Background

The client is an experienced small-scale property developer with a proven track record delivering residential projects of similar size. With a clear understanding of local buyer demand, the developer focuses on creating practical, well-designed housing that aligns with market needs while maintaining strong project margins.

 

Project Overview

The project involved the construction of four detached homes in a well-established residential suburb of Toowoomba. The site had been held by the client for several years and already benefitted from development approval, positioning the project for immediate execution.

The developer’s strategy centred on increasing site density by delivering smaller, more affordable homes with medium to high-end finishes. This approach directly targeted strong buyer demand in the area, with the intention to sell all dwellings upon completion.

Key Metrics

Loan Amount: $2,150,000
Loan to Value Ratio: 70%
Loan to Cost: 80%
End Value: $3,075,000
Presales: Nil

 

The Challenge

The developer had already commenced construction using their own capital and required a funding solution that could both reimburse funds already deployed and support the remaining build costs.

The brief was clear. The client sought a high-leverage facility with no presale requirement to maximise return on equity and maintain liquidity for future opportunities. At the same time, the transaction involved the transfer of the property into a corporate structure, introducing additional complexity that required careful coordination across multiple parties.

These moving parts created a scenario where both lender appetite and execution capability were critical. The transaction required a funding partner that could assess the project holistically, manage structural changes, and still deliver a flexible solution aligned with the developer’s commercial objectives.

 

DFP’s Strategic Solution

Development Finance Partners took control of the funding process and leveraged its lender network to secure a suitable non-bank construction facility tailored to the client’s objectives.

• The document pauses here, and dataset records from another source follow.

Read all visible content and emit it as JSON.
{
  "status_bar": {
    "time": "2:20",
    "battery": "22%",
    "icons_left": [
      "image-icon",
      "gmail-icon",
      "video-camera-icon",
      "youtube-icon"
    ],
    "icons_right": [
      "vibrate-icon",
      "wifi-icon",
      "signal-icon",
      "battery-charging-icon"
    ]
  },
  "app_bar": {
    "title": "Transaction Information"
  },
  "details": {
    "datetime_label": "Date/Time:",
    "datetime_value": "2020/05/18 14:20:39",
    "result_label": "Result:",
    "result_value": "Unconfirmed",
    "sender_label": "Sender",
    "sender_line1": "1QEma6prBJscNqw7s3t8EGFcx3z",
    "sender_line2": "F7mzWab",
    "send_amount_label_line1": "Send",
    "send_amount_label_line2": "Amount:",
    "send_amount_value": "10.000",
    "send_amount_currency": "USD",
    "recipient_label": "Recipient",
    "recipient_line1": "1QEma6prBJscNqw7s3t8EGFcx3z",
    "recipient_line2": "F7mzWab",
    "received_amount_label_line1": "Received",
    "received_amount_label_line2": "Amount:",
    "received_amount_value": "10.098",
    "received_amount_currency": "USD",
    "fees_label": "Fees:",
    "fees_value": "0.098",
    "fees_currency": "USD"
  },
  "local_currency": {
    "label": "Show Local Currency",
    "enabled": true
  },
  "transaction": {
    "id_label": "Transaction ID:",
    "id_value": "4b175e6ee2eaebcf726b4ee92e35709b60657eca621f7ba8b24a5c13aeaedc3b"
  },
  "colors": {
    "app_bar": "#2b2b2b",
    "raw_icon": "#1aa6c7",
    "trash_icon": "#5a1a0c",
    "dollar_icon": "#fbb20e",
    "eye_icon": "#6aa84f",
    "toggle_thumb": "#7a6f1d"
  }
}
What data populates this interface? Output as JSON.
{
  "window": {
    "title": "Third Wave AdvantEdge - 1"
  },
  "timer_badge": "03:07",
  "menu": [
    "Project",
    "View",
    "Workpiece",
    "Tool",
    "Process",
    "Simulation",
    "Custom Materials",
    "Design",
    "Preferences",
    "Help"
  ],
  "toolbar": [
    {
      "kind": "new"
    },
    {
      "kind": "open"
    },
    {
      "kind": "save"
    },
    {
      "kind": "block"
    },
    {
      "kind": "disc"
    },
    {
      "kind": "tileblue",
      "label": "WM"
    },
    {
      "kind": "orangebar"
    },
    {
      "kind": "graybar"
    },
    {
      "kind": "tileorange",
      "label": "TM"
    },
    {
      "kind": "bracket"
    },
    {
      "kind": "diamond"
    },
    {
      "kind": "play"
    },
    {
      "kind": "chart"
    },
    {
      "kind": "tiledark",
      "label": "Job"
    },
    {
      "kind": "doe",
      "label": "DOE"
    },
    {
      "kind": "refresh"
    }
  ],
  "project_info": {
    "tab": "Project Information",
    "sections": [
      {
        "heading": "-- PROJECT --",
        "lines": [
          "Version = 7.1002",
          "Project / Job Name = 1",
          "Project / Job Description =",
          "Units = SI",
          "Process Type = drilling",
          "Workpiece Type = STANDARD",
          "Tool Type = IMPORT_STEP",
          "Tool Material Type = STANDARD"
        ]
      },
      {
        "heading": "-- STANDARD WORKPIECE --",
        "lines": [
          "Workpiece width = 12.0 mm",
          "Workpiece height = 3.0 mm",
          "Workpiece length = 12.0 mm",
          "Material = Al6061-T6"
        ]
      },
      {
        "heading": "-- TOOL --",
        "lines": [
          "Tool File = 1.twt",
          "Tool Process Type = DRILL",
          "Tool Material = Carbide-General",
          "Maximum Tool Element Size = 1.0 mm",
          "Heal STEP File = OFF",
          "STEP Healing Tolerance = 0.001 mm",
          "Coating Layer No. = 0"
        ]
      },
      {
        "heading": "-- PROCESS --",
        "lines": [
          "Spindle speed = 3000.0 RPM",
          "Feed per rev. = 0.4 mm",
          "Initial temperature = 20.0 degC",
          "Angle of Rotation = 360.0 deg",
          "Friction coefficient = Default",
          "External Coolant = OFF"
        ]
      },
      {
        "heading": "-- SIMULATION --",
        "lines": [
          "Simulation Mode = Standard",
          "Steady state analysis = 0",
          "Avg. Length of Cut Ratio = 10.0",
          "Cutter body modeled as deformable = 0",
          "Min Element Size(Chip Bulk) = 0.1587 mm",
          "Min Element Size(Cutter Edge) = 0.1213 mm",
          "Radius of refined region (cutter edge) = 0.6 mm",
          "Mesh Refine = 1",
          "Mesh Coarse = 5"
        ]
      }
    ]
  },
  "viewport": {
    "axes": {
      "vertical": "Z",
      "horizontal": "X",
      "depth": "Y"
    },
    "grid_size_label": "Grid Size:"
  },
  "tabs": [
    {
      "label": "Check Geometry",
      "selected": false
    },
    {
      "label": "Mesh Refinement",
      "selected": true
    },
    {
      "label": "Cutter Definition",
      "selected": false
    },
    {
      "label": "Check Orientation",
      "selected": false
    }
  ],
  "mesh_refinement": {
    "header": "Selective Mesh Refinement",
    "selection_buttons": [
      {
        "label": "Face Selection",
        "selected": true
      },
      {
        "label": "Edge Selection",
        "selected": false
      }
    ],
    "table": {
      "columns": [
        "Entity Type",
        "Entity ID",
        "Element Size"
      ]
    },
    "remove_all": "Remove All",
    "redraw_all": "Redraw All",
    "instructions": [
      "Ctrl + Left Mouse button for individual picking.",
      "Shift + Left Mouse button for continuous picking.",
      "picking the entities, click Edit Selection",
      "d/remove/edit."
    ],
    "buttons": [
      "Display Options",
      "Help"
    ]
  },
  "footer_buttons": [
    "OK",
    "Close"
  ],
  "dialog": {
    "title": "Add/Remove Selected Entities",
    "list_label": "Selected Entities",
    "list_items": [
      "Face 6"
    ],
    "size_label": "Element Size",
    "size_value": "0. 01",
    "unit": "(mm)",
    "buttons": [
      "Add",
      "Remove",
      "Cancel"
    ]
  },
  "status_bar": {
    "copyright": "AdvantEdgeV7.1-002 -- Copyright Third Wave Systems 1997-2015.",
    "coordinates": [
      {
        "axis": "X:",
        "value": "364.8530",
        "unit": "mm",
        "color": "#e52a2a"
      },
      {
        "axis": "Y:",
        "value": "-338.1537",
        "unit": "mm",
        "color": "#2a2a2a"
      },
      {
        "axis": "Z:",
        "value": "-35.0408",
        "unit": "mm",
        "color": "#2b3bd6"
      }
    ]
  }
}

DFP coordinated closely with a local valuer and quantity surveyor who understood the Toowoomba market, ensuring the project was assessed accurately and positioned effectively within lender parameters. This local insight played a key role in supporting the higher leverage outcome.

By structuring the facility to accommodate both the capital reimbursement and remaining construction funding, DFP delivered a solution that reduced the developer’s out-of-pocket contribution while maintaining compliance with lender requirements.

The result was a well-aligned funding structure that balanced risk, flexibility, and efficiency, allowing the developer to continue construction without disruption.

 

Results and Benefits

DFP successfully arranged a $2.15 million senior construction facility, providing immediate funding certainty and unlocking capital already invested in the project.

By achieving 80% loan to cost with no presales, the developer significantly improved their liquidity position and avoided unnecessary equity dilution. This allowed them to preserve working capital and remain active in pursuing future development opportunities.

The structure also supported the developer’s sales strategy, giving them flexibility to complete and sell the dwellings without restrictive conditions.

In addition, the facility featured a fixed rate with no line fees, no early repayment fees, and no break costs. This created a highly efficient and cost-effective exit, enabling the developer to repay the facility seamlessly upon completion and sale of the homes.

 

Client Testimonial

 “DFP quickly understood my requirements, were proactive and easy to deal with and helped deliver the result we needed” 

 

Conclusion and Advice

This transaction demonstrates the importance of accessing flexible funding solutions when traditional bank structures limit leverage and restrict project momentum.

By working with a specialist advisor and engaging the right non-bank capital partner, the developer was able to maximise leverage, unlock equity, and maintain control over both delivery and exit strategy.

For developers undertaking similar projects, the key takeaway is to engage early and structure funding strategically. The right approach can significantly improve cash flow, reduce equity pressure, and create stronger outcomes across the entire development lifecycle.